Every single person I know who went to Stuy (at least in the late 90’s – I know a lot Stuy grads) was middle or working class, and from the boroughs. About half were children of immigrants.

Wealthy politicians live in Manhattan and send their kids to private school. I can’t even think of one that doesn’t.


You are right about Stuvesant and Bronx High School of Science – very difficult to get into – but there are some decent non-specialized high schools.


I work in a high school that has metal detectors, but there is a sense of safety and security among the students. I live in a city that allows policemen to search my bag if I want to use the subway. I do not live in a warm and fuzzy world, but one with lots of anger, violence, and aggression.

I understand the value of having a faith and maintaining a level of spirituality in one’s like- I think education should focus on academics. Religion instruction- Protestant, Catholic, Muslim, Jewish, Hindu, etc. ) should be separate from the educational system and all schools be held to the same standards. Just my opinion- as an tax-paying adult who doesn’t have any kids!

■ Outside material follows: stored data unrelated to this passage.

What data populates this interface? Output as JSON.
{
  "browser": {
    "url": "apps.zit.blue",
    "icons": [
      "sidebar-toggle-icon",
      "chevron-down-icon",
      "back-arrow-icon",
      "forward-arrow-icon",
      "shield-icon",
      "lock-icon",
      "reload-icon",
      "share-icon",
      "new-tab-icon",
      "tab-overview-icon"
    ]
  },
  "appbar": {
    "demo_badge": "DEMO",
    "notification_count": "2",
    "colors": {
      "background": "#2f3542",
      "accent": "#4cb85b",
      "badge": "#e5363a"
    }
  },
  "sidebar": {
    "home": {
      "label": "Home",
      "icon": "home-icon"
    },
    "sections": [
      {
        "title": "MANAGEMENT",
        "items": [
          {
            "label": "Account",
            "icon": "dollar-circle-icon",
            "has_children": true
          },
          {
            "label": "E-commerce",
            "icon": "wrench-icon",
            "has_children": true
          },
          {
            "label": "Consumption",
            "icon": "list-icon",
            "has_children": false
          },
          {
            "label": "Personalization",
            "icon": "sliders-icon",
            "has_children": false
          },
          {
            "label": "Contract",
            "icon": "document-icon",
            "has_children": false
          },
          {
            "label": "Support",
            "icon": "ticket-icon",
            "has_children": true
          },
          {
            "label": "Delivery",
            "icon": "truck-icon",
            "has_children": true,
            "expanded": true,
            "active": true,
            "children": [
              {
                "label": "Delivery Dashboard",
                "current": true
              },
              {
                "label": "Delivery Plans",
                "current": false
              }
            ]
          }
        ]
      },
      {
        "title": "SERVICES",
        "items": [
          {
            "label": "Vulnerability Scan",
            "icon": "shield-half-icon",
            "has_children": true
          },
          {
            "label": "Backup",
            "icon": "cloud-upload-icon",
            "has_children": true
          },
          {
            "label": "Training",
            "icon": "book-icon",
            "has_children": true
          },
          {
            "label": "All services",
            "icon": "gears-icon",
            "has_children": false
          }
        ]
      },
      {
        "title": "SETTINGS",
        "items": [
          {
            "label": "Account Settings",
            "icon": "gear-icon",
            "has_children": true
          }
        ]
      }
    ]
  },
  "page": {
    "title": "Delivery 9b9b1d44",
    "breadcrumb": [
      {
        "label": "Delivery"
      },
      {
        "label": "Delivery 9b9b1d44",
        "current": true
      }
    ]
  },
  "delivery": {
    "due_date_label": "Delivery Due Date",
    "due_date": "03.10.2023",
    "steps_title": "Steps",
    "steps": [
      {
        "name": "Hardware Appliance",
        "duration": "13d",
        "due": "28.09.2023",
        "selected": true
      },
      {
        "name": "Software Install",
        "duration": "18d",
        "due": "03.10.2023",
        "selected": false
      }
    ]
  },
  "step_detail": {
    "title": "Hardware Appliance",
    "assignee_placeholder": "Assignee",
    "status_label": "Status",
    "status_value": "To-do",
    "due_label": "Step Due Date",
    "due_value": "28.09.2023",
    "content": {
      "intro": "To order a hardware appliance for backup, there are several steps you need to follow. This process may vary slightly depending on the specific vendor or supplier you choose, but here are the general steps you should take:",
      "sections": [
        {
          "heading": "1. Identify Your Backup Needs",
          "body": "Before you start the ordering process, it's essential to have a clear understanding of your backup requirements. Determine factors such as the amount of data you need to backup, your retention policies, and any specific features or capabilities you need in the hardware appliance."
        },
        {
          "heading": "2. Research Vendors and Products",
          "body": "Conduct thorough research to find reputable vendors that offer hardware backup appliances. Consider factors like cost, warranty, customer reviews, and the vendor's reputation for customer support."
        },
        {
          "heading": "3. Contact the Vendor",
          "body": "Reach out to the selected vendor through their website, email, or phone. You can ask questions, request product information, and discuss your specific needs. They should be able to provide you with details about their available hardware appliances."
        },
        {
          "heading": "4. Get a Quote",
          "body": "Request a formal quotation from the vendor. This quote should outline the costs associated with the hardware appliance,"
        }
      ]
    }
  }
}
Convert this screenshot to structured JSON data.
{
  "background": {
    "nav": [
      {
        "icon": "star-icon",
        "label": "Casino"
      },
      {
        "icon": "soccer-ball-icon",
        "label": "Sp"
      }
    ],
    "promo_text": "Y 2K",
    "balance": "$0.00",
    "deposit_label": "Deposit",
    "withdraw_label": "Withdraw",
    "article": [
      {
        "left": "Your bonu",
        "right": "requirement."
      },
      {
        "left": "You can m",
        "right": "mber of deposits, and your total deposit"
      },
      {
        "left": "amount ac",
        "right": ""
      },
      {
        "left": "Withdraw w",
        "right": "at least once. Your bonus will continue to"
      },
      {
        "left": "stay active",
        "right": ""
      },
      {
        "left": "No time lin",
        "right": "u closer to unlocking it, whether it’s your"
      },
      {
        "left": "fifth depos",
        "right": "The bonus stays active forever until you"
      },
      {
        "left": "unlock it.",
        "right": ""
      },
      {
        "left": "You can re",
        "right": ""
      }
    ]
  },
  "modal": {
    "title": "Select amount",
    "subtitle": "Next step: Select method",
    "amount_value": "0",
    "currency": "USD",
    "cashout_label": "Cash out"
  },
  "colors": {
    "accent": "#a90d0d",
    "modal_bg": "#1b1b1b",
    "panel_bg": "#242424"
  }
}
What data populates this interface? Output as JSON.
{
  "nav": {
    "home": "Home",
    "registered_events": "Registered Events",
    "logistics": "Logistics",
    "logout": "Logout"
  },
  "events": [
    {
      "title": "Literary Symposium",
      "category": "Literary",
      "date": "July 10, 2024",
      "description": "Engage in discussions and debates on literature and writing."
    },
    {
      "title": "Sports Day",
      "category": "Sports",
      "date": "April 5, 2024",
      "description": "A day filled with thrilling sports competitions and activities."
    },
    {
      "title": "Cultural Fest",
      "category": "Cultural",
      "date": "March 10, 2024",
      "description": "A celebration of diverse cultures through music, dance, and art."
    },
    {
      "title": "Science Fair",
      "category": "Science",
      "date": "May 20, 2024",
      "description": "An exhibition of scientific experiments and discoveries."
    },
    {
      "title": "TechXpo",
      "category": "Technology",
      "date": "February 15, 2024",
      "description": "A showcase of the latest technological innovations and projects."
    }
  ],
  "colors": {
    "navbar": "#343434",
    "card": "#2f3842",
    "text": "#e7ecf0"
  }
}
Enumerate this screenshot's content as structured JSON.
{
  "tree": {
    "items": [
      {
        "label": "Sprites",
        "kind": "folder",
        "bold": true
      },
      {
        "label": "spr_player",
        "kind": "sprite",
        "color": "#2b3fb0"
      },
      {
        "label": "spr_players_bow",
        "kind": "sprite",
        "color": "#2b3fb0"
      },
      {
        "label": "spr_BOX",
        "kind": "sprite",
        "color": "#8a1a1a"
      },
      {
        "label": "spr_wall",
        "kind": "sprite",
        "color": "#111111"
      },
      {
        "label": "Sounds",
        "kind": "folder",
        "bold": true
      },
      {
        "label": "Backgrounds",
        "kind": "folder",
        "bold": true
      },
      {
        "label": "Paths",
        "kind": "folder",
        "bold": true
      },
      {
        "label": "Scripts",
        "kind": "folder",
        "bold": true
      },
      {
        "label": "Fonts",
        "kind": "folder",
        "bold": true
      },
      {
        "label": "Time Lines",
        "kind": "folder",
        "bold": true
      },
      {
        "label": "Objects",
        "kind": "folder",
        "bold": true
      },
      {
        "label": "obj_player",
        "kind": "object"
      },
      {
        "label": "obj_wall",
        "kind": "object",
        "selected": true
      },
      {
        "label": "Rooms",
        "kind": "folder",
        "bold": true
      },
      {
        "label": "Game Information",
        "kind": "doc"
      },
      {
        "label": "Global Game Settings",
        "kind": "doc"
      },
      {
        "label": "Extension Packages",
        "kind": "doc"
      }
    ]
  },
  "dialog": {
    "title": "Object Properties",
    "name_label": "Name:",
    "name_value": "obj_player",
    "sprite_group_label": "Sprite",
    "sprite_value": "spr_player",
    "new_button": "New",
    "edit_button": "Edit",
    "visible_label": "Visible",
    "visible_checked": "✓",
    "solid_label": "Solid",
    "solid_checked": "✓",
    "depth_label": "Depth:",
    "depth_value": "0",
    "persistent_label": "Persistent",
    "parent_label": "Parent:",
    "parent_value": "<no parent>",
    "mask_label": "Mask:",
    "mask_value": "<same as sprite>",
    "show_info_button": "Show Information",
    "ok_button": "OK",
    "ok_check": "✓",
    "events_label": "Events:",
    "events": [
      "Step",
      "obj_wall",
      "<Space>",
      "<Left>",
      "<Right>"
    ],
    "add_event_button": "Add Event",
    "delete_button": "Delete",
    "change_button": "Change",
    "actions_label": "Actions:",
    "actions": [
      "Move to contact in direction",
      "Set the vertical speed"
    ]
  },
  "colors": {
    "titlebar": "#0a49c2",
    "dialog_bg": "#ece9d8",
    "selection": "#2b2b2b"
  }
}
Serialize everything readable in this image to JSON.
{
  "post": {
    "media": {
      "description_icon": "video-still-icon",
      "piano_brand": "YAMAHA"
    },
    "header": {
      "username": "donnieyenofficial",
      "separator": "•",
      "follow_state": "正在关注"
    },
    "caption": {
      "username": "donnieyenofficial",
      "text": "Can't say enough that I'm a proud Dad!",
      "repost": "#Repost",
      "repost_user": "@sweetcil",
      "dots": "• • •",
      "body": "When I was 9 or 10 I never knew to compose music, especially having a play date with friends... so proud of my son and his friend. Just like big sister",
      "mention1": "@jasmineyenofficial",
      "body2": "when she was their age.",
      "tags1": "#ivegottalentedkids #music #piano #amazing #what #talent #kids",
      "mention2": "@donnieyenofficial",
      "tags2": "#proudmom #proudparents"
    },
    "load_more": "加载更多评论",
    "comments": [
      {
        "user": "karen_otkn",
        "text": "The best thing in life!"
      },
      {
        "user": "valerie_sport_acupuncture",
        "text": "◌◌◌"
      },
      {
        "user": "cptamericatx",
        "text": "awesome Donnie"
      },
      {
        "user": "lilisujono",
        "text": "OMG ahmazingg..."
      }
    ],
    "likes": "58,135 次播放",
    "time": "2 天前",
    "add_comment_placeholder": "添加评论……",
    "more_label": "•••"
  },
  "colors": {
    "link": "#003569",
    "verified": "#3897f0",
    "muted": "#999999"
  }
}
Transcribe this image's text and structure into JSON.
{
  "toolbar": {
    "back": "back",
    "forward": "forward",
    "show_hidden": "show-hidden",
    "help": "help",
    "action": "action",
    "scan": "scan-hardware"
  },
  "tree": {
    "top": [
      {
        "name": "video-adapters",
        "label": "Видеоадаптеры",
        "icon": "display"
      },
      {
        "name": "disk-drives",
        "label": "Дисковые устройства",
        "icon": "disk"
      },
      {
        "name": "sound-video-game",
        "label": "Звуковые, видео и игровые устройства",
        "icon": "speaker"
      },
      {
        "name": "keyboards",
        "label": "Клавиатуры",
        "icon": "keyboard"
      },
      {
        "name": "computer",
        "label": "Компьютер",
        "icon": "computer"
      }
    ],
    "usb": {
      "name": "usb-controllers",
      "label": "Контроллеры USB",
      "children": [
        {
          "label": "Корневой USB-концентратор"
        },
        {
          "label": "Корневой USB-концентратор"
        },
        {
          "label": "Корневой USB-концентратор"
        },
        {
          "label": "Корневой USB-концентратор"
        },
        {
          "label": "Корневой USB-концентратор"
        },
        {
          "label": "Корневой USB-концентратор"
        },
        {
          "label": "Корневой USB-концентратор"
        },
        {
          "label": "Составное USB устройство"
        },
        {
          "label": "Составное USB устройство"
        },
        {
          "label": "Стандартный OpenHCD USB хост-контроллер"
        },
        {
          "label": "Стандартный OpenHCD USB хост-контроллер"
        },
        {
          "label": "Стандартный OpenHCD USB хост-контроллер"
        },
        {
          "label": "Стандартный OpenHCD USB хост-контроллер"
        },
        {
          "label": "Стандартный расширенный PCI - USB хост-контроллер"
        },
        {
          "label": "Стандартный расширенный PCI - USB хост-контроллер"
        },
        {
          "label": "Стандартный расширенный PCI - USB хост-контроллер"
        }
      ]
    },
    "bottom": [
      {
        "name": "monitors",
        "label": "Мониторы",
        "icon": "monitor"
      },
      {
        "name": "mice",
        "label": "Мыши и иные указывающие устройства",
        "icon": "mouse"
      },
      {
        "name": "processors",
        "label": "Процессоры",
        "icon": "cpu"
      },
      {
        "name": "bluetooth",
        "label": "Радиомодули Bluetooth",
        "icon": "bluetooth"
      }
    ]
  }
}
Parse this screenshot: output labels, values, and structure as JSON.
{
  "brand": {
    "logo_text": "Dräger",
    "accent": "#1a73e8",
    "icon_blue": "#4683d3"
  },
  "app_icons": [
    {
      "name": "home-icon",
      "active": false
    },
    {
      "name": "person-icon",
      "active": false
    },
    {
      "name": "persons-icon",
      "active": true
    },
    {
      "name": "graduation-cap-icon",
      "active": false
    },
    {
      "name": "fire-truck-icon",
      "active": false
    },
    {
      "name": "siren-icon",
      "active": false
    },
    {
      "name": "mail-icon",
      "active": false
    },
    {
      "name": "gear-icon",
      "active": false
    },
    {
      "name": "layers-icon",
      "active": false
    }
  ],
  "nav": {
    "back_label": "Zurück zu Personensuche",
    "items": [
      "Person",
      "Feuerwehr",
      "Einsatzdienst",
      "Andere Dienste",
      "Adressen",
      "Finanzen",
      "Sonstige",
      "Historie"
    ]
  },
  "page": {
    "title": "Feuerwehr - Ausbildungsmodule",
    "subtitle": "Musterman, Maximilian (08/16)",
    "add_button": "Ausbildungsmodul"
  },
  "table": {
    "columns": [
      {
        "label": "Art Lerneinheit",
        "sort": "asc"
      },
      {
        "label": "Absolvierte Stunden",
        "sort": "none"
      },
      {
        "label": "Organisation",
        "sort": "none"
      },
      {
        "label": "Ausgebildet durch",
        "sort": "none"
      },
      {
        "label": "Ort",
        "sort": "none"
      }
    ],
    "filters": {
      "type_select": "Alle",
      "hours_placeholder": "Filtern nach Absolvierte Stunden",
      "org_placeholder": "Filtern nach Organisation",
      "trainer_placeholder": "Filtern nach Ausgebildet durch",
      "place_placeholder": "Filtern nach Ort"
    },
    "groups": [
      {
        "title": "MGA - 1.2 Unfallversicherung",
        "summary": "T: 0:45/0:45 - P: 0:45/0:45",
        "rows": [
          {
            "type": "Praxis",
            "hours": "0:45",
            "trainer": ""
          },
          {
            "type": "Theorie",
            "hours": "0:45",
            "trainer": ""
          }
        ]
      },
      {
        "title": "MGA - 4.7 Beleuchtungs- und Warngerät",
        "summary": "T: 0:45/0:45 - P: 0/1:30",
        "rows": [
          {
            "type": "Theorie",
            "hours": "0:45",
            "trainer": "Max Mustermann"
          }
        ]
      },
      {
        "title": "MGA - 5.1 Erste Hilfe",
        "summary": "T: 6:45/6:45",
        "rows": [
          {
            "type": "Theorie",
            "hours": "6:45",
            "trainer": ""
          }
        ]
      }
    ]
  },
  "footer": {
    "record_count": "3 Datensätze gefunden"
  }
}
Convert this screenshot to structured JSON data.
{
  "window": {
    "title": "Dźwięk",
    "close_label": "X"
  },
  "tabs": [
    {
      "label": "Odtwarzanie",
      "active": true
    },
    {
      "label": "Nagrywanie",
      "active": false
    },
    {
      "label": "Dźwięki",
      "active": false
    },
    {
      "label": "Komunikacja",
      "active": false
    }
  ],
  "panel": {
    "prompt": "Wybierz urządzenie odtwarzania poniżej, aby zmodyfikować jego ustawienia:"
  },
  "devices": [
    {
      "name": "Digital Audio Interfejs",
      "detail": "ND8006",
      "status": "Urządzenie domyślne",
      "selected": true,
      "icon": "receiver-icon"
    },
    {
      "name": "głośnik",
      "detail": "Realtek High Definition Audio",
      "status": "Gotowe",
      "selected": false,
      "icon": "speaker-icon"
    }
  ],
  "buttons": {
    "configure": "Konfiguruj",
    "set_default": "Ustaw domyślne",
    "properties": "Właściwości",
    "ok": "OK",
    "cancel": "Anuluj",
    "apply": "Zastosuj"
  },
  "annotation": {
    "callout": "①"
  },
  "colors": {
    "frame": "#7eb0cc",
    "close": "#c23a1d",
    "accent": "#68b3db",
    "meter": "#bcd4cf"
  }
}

I wonder how long St. Sebastan can hold on. There are some good public schools – a lot depends on the parents and the kids and whether they are motivated. I think that LIC is a good school and it is wrong to close it. They have a stong science program.


Casey, yes Catholic grammar schools can be more than some people can afford, or care to. I think the mindset amongst most parents that I talk to is they will send their child to public grammar school and save their money for a private high school. Stuvyesant & Bronx School of Science and the like are reserved for the Chuck Schumers & Eliiot Spitzers of the world who can boast that their child goes to Public high school. If you’re not the child of a politician or wealthy enough to make a big “contribution” you will be vying with thousands for one seat in such a school.


SuperWittySmitty, I too went to both and have to say that I did get a very good public school education. That was many years ago, though. I just wouldn’t feel warm and fuzzy about sending my child to a junior high or high school with metal detectors.

Rocky Balboa II

I like both brands of schools. I wonder for how long St. Sebastian can hold on.


In the long run, I think students are better off in public school. I went to both as a child and received a more balanced education in public school.

Just Looking

Let’s hope it carries on through this downturn, then serves as a source of regeneration when this blight is over.


I remember in the 80’s every grade level had two classes. I guess w/o the nuns, Catholic schools are just too expensive.


I remember when St Sebastian had more than 550 students so I would say that enrollment is down!